A forest fire that must die down

Jun 22, 2012, 07:51 IST | Fiona Fernandez

It's bad enough that one has to be reminded of the pathetic state of our green lungs each time one walks past the main entry point of the Sanjay Gandhi National Park, at Borivali

It’s bad enough that one has to be reminded of the pathetic state of our green lungs each time one walks past the main entry point of the Sanjay Gandhi National Park, at Borivali. Litter, garbage, disregard of the surroundings and several other forgettable sights and sounds (emanating from the homosapien variety) greet one inside this last escape for the nature lover and flora-fauna buff. Trash drives, initiatives and surveys by city-based watchdogs like the Bombay Natural History Society and others stem the rot temporarily but one has to return in a few month’s time to see the green cover turn into shades of blue, white and yellow (plastic, that is).

Greener pastures, one must look for, was our mantra and so naturally, when yours truly embarked on a weekend trip to the much-touted Pench National Park, the anticipation was sky-high. Now, Pench, unlike any other wildlife sanctuary or national park in India spreads across two states — Maharashtra and Madhya Pradesh.

Leisure time: A tiger cools himself in a pond at Kanha Tiger Reserve in MP

By the time we set foot on terra firma, on the side that came under Pench’s Maharashtra section, there was a tiny bit in the head that began to imagine that we were heading straight into the pages of the Kipling classic, the Jungle Book. At this point, one must digress. The area where the Mumbai-born Nobel Laureate Rudyard Kipling spent his childhood has been the subject of a long-standing debate between parks including Pench, Kanha and Bandhavgarh. Experts have tried somewhat, to put the issue to rest, stating the entire corridor (now split between such parks and its extended areas) could have been the setting for this literary classic.

Back to the dirt road. The state-run accommodation we checked into resembled tribal huts. This site, which was close to the gates that lead us to the park, was neat, tidy with local touches to the structure and design. It was noontime, and we were famished after the arduous drive from Nagpur railway station. The tigers had to wait. That's when encountered the first bump. Hoping to be served with authentic regional cuisine, we had to survive on the Tandoori-meets-Indian Chinese nightmare that plagues most restaurant/dhaba menus on a road trip gone wrong. Willing to oversee this for the larger picture, namely the wildlife-spotting, we set out on our first safari. The forest guards (or was it guard?) wasn’t thrilled to be on afternoon duty. With barely any imposing boundary wall, let alone armed forest personnel and state-of-the-art control equipment, we entered the national park.

It became increasingly clear, after having spent over two hours with our efficient guide, that all was not well. Lack of funds and manpower, basic equipment and zero protection from poachers meant Pench stood no chance of putting up a fight. We could've been armed tiger-skin-stealing smugglers from the Orient, and nobody would’ve been able to sniff out our intentions. Such was the porous shield of security that we witnessed, within and outside of this national park — one of the many regions in India meant to be the protected ‘home’ for the Indian Tiger. Sigh.

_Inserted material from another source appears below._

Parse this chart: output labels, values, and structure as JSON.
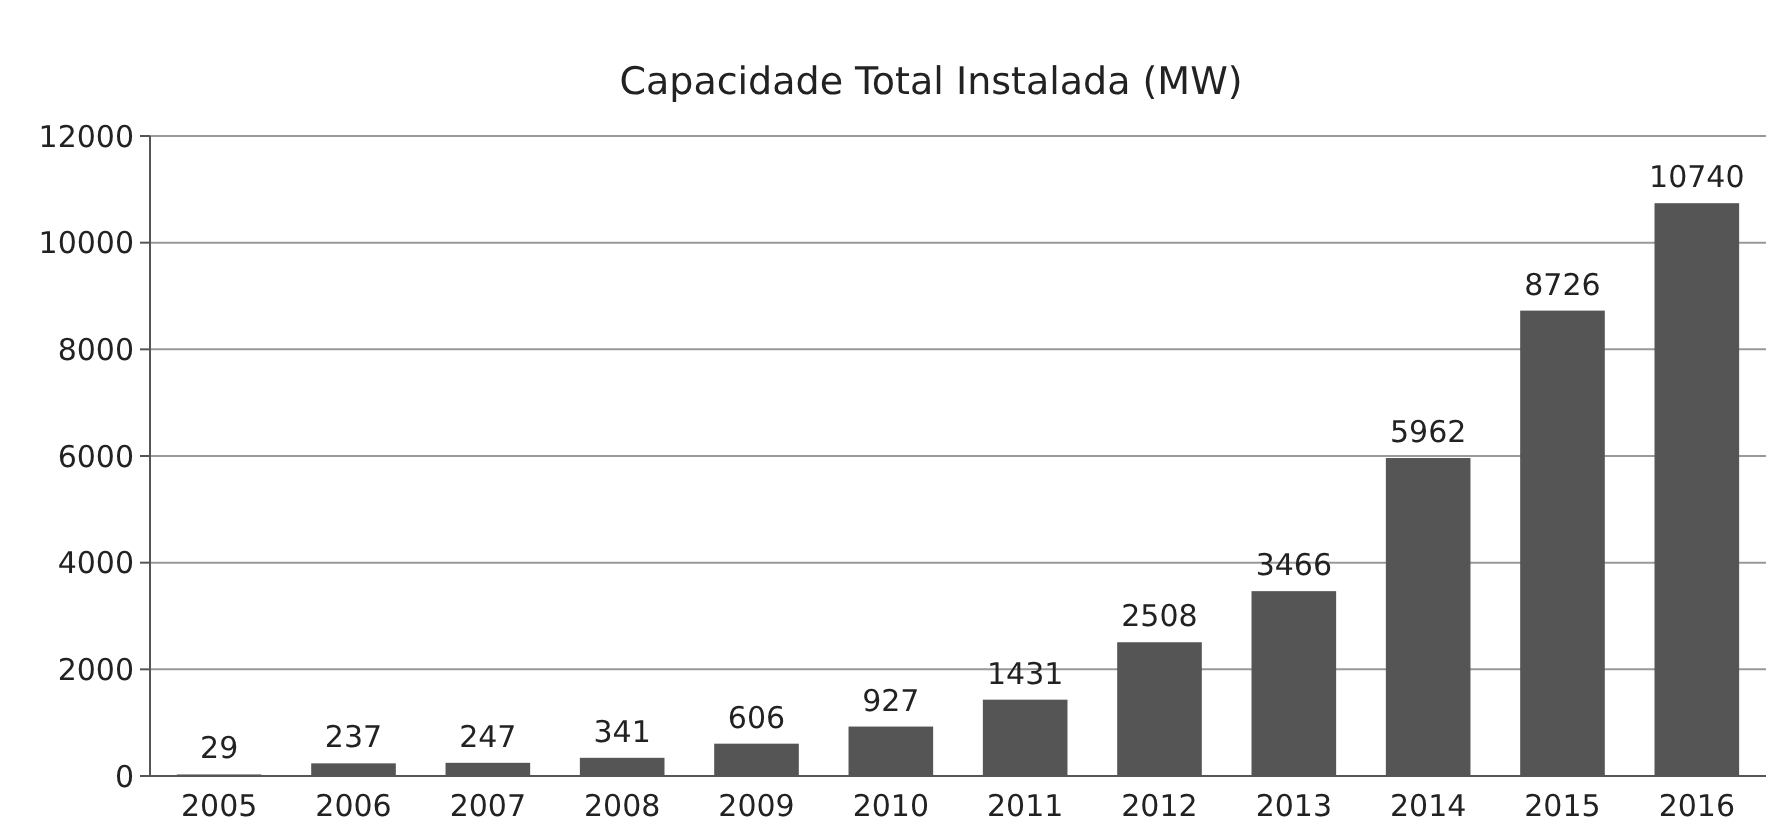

There was no tiger in sight. Instead, the Indian Gaur (bison), chausingha, jackal, several species of bird including the peacock made friendly appearances as we negotiated our way through the Savannah-like landscape. On our way out in fading light, the scene hadn’t changed. It was after dark, yet the boundaries were far from secured. Next morning, we decided to scour the Madhya Pradesh section of the park. After all, of the 785 sq. kms that the national park constituted; 90% lay in MP.

It was a different scenario altogether. High gates, strict checking, sturdy jeeps, smartly attired forest officials and guards, even a souvenir shop! We rubbed our sleep-deprived eyes in disbelief. Suddenly, the biting cold didn’t matter. Clearly, the state took its wildlife seriously. As our jeep went further into the forest, with the Pench River crisscrossing our views in several frames, we were able to spot more wildlife activity as well — almost as if our friends from the jungle had moved states.

We didn’t spot the tiger; a male’s claw marks on a salai tree were our lone memorabilia. Nevertheless, it was a wild, wild morning filled with good sightings and reassurances. However, it left an unsavoury taste in the mouth: the manner in which we protect and package the wildlife in our state deserves a total overhaul. Before all is lost.